Margo Schlanger is the Wade H. And Dores M. Mccree Collegiate Professor of Law at the University of Michigan, where she has taught since 2011. After clerking for Justice Ruth Bader Ginsburg of the U.S. Supreme Court, she began her legal career as a trial attorney in the U.S. Department of Justice Civil Rights Division, where she worked to remedy civil rights abuses by prison and police departments. Her scholarship about prison litigation has appeared in many leading law reviews, and is frequently cited by courts and litigants. A leading authority on civil rights issues and civil and criminal detention, she served on the Vera Institute’s blue ribbon Commission on Safety and Abuse in America’s Prisons; worked as an advisor on the development of proposed national standards implementing the Prison Rape Elimination Act, and testified before the Prison Rape Elimination Commission. She also served as the reporter for the American Bar Association’s revision of its Standards on the Treatment of Prisoners. She has served as both an independent monitor and an expert in systemic prisoners’ rights lawsuits.

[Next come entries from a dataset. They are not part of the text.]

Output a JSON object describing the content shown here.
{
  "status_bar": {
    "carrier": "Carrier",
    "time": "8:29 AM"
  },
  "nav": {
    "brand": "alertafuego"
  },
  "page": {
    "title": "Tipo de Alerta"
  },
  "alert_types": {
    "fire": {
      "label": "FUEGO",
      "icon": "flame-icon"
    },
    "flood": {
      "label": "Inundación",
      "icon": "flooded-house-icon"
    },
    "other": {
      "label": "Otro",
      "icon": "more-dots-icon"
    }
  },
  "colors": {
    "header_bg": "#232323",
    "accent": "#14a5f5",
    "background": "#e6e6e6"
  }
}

Sheila A. Bedi is a clinical professor of law at the Northwestern Pritzker School of Law and director of the Community Justice and Civil Rights Clinic, a law school clinic that provides students with opportunities to work within social justice movements on legal and policy strategies aimed at redressing over-policing and mass imprisonment. Bedi litigates civil rights claims on behalf of people who have endured police violence and abusive prison conditions. She also represents grassroots community groups seeking to end mass imprisonment and to redress abusive policing. Bedi teaches classes on legal reasoning and writing and the law of state violence to students who are incarcerated through Northwestern’s Prison Education Program. Bedi’s partnerships with affected communities on litigation and policy campaigns have closed notorious prisons and jails, increased community oversight of law enforcement, created alternatives to imprisonment and improved access to public education and mental health services. Previously, Bedi served as a deputy legal director of the Southern Poverty Law Center. Her honors include the NAACP’s Vernon Dahmer and Fannie Lou Hamer Award and the Federal District Court Excellence in Public Interest Award (N.D. Ill.). Bedi writes about race, gender, and the justice system and her commentary has been published by U.S. News and World Reports, the Huffington Post, and USA Today.

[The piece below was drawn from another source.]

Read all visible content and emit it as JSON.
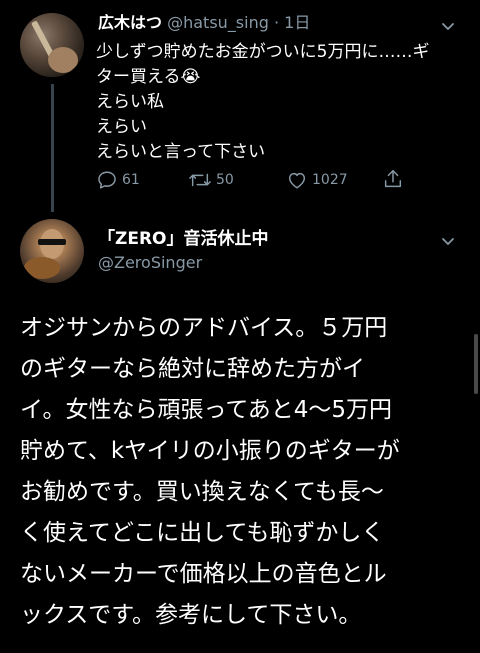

David M. Shapiro is the Director of the Supreme Court and Appellate Program of the Roderick and Solange MacArthur Justice Center, a group dedicated to strategic representation in high-stakes civil rights appeals throughout the nation. Shapiro litigates to protect civil rights and criminal justice in the U.S. Supreme Court, the federal courts of appeals, and state supreme courts. In recent years, Shapiro has argued before the en banc Eighth and Ninth Circuits, the Illinois Supreme Court, and numerous federal appellate panels across the country, winning appeals regarding law enforcement brutality and misconduct, the Prison Litigation Reform Act, criminal procedure, First Amendment liberty, and deaths in custody. Shapiro has published extensive scholarship on civil rights, including articles in the Harvard Law Review, the Notre Dame Law Review, the George Washington Law Review, and the Columbia Human Rights Law Review.
Lynn Branham is Visiting Professor of Law at St. Louis University. Her expertise centers on correctional and sentencing law and policy. She has provided training to federal judges and court staff about correctional law and the Prison Litigation Reform Act (PLRA) at twenty-two workshops sponsored by the Federal Judicial Center.

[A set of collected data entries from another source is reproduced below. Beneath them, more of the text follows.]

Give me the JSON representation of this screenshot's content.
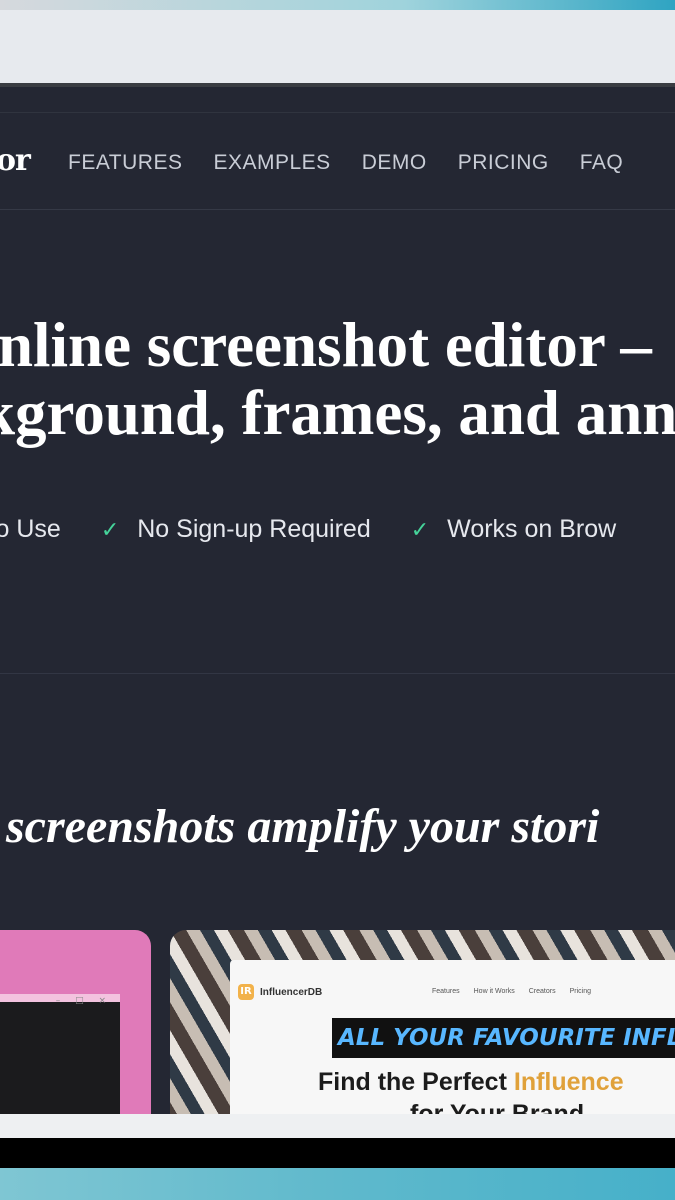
{
  "nav": {
    "brand": "or",
    "links": [
      "FEATURES",
      "EXAMPLES",
      "DEMO",
      "PRICING",
      "FAQ"
    ]
  },
  "hero": {
    "title_line1": "nline screenshot editor –",
    "title_line2": "kground, frames, and ann"
  },
  "features": [
    {
      "label": "y To Use",
      "icon": "check-icon"
    },
    {
      "label": "No Sign-up Required",
      "icon": "check-icon"
    },
    {
      "label": "Works on Brow",
      "icon": "check-icon"
    }
  ],
  "tagline": "screenshots amplify your stori",
  "showcase": {
    "window_controls": "– □ ×",
    "shot_logo": "IR",
    "shot_brand": "InfluencerDB",
    "shot_links": [
      "Features",
      "How it Works",
      "Creators",
      "Pricing"
    ],
    "banner": "ALL YOUR FAVOURITE INFLUENCERS",
    "headline_part1": "Find the Perfect ",
    "headline_highlight": "Influence",
    "headline_line2": "for Your Brand",
    "badge_icon": "star-icon"
  },
  "colors": {
    "page_bg": "#242733",
    "accent_check": "#45d39a",
    "card_pink": "#e07ab9",
    "banner_text": "#58b7ff",
    "highlight": "#e0a13a"
  }
}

Branham was the lead author of the 4th through the 9th edition of this casebook, which was previously titled Cases and Materials on the Law of Sentencing, Corrections, and Prisoners’ Rights. She has also written numerous articles on these subjects, and a technical-assistance manual for courts, correctional officials, and attorneys general on pro se inmate litigation. Branham has held numerous leadership positions in the American Bar Association, serving, for example, as a member of the Criminal Justice Section’s Council, Co-Executive Director of the Equal Justice Division, Chair and later Co-Chair of the Corrections Committee, Chair of the Prison Litigation Reform Act Task Force, and Chair of the Subcommittee on Effective Prison Oversight. A member of the Commission on Accreditation for Corrections for sixteen years (fourteen as the ABA’s representative), she received the American Correctional Association’s Walter Dunbar Award for her efforts to improve the ACA accreditation process.